Cask choice and Maturation

1. Cask Choice

The Irish mature the majority of their whiskey in Ex-Bourbon barrels from the US. The American oak makes the whiskey smooth and a bit mellow.
Some of the special bottlings are stored in the more expensive Ex-Sherry or other wine casks. The wine casks are usually made of European oak. The flavours are more intense and sometimes bitter from the tannins but also more fruity from the residue of the wine in the porous oak.

Different sizes of casks
Different casks used at Midelton

During the maturation period some of the liquid evaporates. This is called the angel's share. As the whiskey matures the spirit becomes darker and smother.

Four casks with dropping level from left to right. Also from bright to dark
The stages of cask maturation at Midelton

2. The modern warehouse

In the historic days of the Irish whiskey production the spirit was matured in flat dunnage warehouses.
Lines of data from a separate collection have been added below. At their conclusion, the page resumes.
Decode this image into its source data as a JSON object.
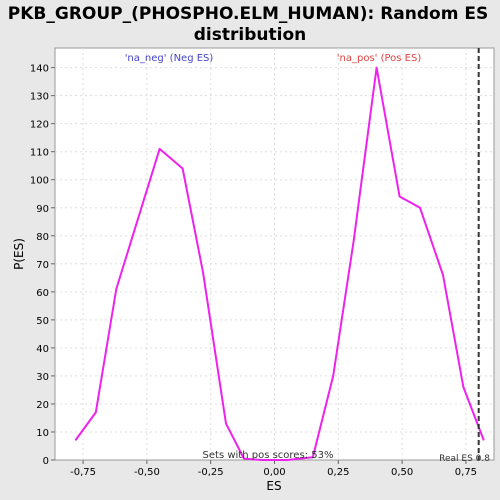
{
  "chart_data": {
    "type": "line",
    "title_line1": "PKB_GROUP_(PHOSPHO.ELM_HUMAN): Random ES",
    "title_line2": "distribution",
    "xlabel": "ES",
    "ylabel": "P(ES)",
    "xlim": [
      -0.86,
      0.86
    ],
    "ylim": [
      0,
      147
    ],
    "x_ticks": [
      -0.75,
      -0.5,
      -0.25,
      0.0,
      0.25,
      0.5,
      0.75
    ],
    "x_tick_labels": [
      "-0,75",
      "-0,50",
      "-0,25",
      "0,00",
      "0,25",
      "0,50",
      "0,75"
    ],
    "y_ticks": [
      0,
      10,
      20,
      30,
      40,
      50,
      60,
      70,
      80,
      90,
      100,
      110,
      120,
      130,
      140
    ],
    "y_tick_labels": [
      "0",
      "10",
      "20",
      "30",
      "40",
      "50",
      "60",
      "70",
      "80",
      "90",
      "100",
      "110",
      "120",
      "130",
      "140"
    ],
    "grid": true,
    "series": [
      {
        "color": "#ee22ee",
        "points": [
          [
            -0.78,
            7
          ],
          [
            -0.7,
            17
          ],
          [
            -0.62,
            61
          ],
          [
            -0.45,
            111
          ],
          [
            -0.36,
            104
          ],
          [
            -0.28,
            67
          ],
          [
            -0.19,
            13
          ],
          [
            -0.12,
            0.5
          ],
          [
            -0.05,
            0
          ],
          [
            0.05,
            0
          ],
          [
            0.15,
            1
          ],
          [
            0.23,
            30
          ],
          [
            0.31,
            78
          ],
          [
            0.4,
            140
          ],
          [
            0.49,
            94
          ],
          [
            0.57,
            90
          ],
          [
            0.66,
            66
          ],
          [
            0.74,
            26
          ],
          [
            0.82,
            7
          ]
        ]
      }
    ],
    "real_es": {
      "value": 0.8,
      "label": "Real ES 0.8"
    },
    "annotations": {
      "neg": {
        "text": "'na_neg' (Neg ES)",
        "color": "#4444cc"
      },
      "pos": {
        "text": "'na_pos' (Pos ES)",
        "color": "#dd4444"
      },
      "pos_scores": {
        "text": "Sets with pos scores: 53%"
      }
    }
  }
}
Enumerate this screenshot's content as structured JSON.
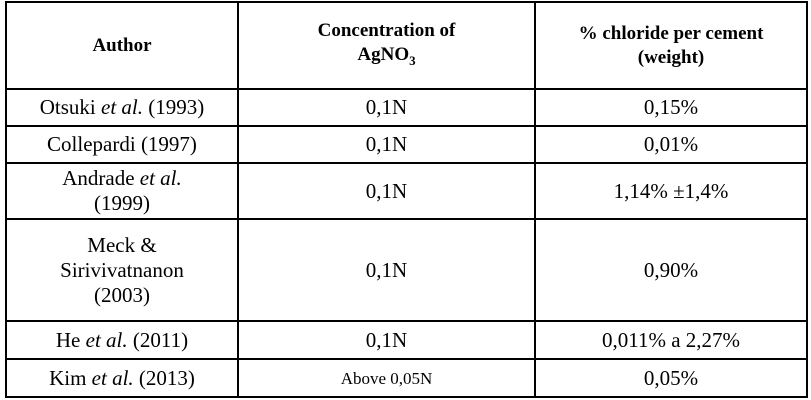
{
  "table": {
    "header": [
      [
        "Author"
      ],
      [
        "Concentration of",
        "AgNO",
        "3"
      ],
      [
        "% chloride per cement",
        "(weight)"
      ]
    ],
    "rows": [
      [
        [
          "Otsuki",
          "et al.",
          "(1993)"
        ],
        "0,1N",
        "0,15%"
      ],
      [
        [
          "Collepardi (1997)"
        ],
        "0,1N",
        "0,01%"
      ],
      [
        [
          "Andrade",
          "et al.",
          "(1999)"
        ],
        "0,1N",
        "1,14% ±1,4%"
      ],
      [
        [
          "Meck &",
          "Sirivivatnanon",
          "(2003)"
        ],
        "0,1N",
        "0,90%"
      ],
      [
        [
          "He",
          "et al.",
          "(2011)"
        ],
        "0,1N",
        "0,011% a 2,27%"
      ],
      [
        [
          "Kim",
          "et al.",
          "(2013)"
        ],
        "Above 0,05N",
        "0,05%"
      ]
    ]
  }
}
The casks were rolled into the warehouses and stored in lying positions up to three layers high.
Today the demand is higher and the process is a bit more streamlined. The casks are put upright onto pallets and stored in higher warehouses. A new bunghole has to be drilled on the upper end of the barrel and enables to fill, probe, and empty the casks.

A big warehouse with pallets
A modern warehouse in Ireland

The tasting of the individual casks is very important and leads to the blending process. 
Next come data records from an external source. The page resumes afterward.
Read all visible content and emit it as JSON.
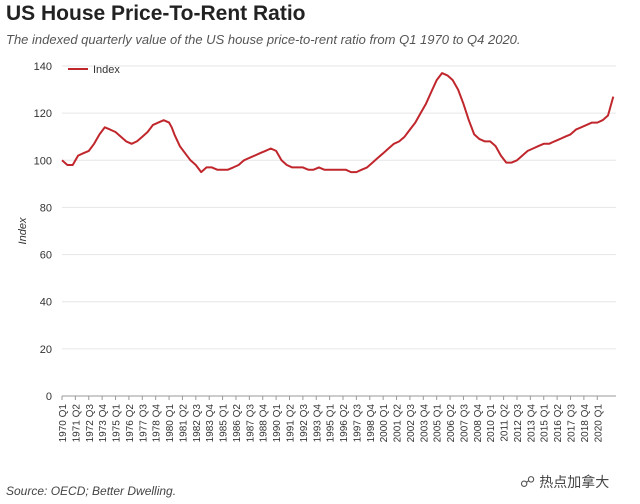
{
  "header": {
    "title": "US House Price-To-Rent Ratio",
    "subtitle": "The indexed quarterly value of the US house price-to-rent ratio from Q1 1970 to Q4 2020."
  },
  "footer": {
    "source": "Source: OECD; Better Dwelling.",
    "watermark": "热点加拿大",
    "watermark_icon": "wechat-icon"
  },
  "colors": {
    "series": "#c0272d",
    "grid": "#e6e6e6",
    "axis": "#333333"
  },
  "chart_data": {
    "type": "line",
    "title": "US House Price-To-Rent Ratio",
    "xlabel": "",
    "ylabel": "Index",
    "ylim": [
      0,
      140
    ],
    "yticks": [
      0,
      20,
      40,
      60,
      80,
      100,
      120,
      140
    ],
    "xlim": [
      1970,
      2021.75
    ],
    "grid": true,
    "legend": "top-left",
    "x_tick_labels": [
      "1970 Q1",
      "1971 Q2",
      "1972 Q3",
      "1973 Q4",
      "1975 Q1",
      "1976 Q2",
      "1977 Q3",
      "1978 Q4",
      "1980 Q1",
      "1981 Q2",
      "1982 Q3",
      "1983 Q4",
      "1985 Q1",
      "1986 Q2",
      "1987 Q3",
      "1988 Q4",
      "1990 Q1",
      "1991 Q2",
      "1992 Q3",
      "1993 Q4",
      "1995 Q1",
      "1996 Q2",
      "1997 Q3",
      "1998 Q4",
      "2000 Q1",
      "2001 Q2",
      "2002 Q3",
      "2003 Q4",
      "2005 Q1",
      "2006 Q2",
      "2007 Q3",
      "2008 Q4",
      "2010 Q1",
      "2011 Q2",
      "2012 Q3",
      "2013 Q4",
      "2015 Q1",
      "2016 Q2",
      "2017 Q3",
      "2018 Q4",
      "2020 Q1"
    ],
    "series": [
      {
        "name": "Index",
        "x": [
          1970.0,
          1970.5,
          1971.0,
          1971.5,
          1972.0,
          1972.5,
          1973.0,
          1973.5,
          1974.0,
          1974.5,
          1975.0,
          1975.5,
          1976.0,
          1976.5,
          1977.0,
          1977.5,
          1978.0,
          1978.5,
          1979.0,
          1979.5,
          1980.0,
          1980.25,
          1980.5,
          1981.0,
          1981.5,
          1982.0,
          1982.5,
          1983.0,
          1983.5,
          1984.0,
          1984.5,
          1985.0,
          1985.5,
          1986.0,
          1986.5,
          1987.0,
          1987.5,
          1988.0,
          1988.5,
          1989.0,
          1989.5,
          1990.0,
          1990.5,
          1991.0,
          1991.5,
          1992.0,
          1992.5,
          1993.0,
          1993.5,
          1994.0,
          1994.5,
          1995.0,
          1995.5,
          1996.0,
          1996.5,
          1997.0,
          1997.5,
          1998.0,
          1998.5,
          1999.0,
          1999.5,
          2000.0,
          2000.5,
          2001.0,
          2001.5,
          2002.0,
          2002.5,
          2003.0,
          2003.5,
          2004.0,
          2004.5,
          2005.0,
          2005.5,
          2006.0,
          2006.25,
          2006.5,
          2007.0,
          2007.5,
          2008.0,
          2008.5,
          2009.0,
          2009.5,
          2010.0,
          2010.5,
          2011.0,
          2011.5,
          2012.0,
          2012.5,
          2013.0,
          2013.5,
          2014.0,
          2014.5,
          2015.0,
          2015.5,
          2016.0,
          2016.5,
          2017.0,
          2017.5,
          2018.0,
          2018.5,
          2019.0,
          2019.5,
          2020.0,
          2020.5,
          2021.0,
          2021.5
        ],
        "values": [
          100,
          98,
          98,
          102,
          103,
          104,
          107,
          111,
          114,
          113,
          112,
          110,
          108,
          107,
          108,
          110,
          112,
          115,
          116,
          117,
          116,
          114,
          111,
          106,
          103,
          100,
          98,
          95,
          97,
          97,
          96,
          96,
          96,
          97,
          98,
          100,
          101,
          102,
          103,
          104,
          105,
          104,
          100,
          98,
          97,
          97,
          97,
          96,
          96,
          97,
          96,
          96,
          96,
          96,
          96,
          95,
          95,
          96,
          97,
          99,
          101,
          103,
          105,
          107,
          108,
          110,
          113,
          116,
          120,
          124,
          129,
          134,
          137,
          136,
          135,
          134,
          130,
          124,
          117,
          111,
          109,
          108,
          108,
          106,
          102,
          99,
          99,
          100,
          102,
          104,
          105,
          106,
          107,
          107,
          108,
          109,
          110,
          111,
          113,
          114,
          115,
          116,
          116,
          117,
          119,
          127
        ]
      }
    ]
  }
}
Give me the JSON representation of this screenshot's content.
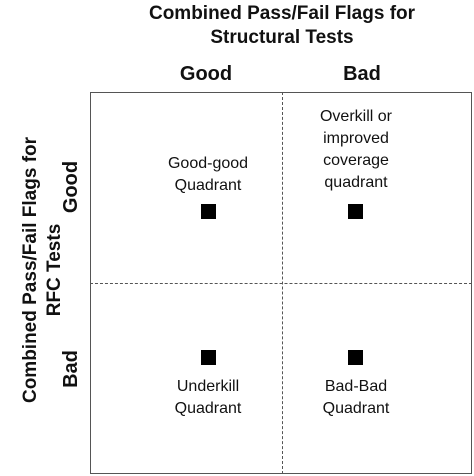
{
  "diagram": {
    "top_title": {
      "line1": "Combined Pass/Fail Flags for",
      "line2": "Structural Tests"
    },
    "left_title": {
      "line1": "Combined Pass/Fail Flags for",
      "line2": "RFC Tests"
    },
    "columns": {
      "good": "Good",
      "bad": "Bad"
    },
    "rows": {
      "good": "Good",
      "bad": "Bad"
    },
    "quadrants": {
      "good_good": {
        "line1": "Good-good",
        "line2": "Quadrant"
      },
      "good_bad": {
        "line1": "Overkill or",
        "line2": "improved",
        "line3": "coverage",
        "line4": "quadrant"
      },
      "bad_good": {
        "line1": "Underkill",
        "line2": "Quadrant"
      },
      "bad_bad": {
        "line1": "Bad-Bad",
        "line2": "Quadrant"
      }
    }
  }
}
A big pipette, funnel remover and a tasting glass
Tasting tools

After the whiskey has matured long enough it is vatted in large steel tanks for bottling. Right before bottling the Irish whiskey is filtered. Most of the brands choose to chill the whiskey before filtering. This is done to prevent the whiskey from becoming cloudy when ice is added to the drinking glass. 

A filter with a lot of layers that are compressed
A whiskey filter

After filtering the whiskey is bottled and shipped internationally for you to enjoy your dram of Irish whiskey.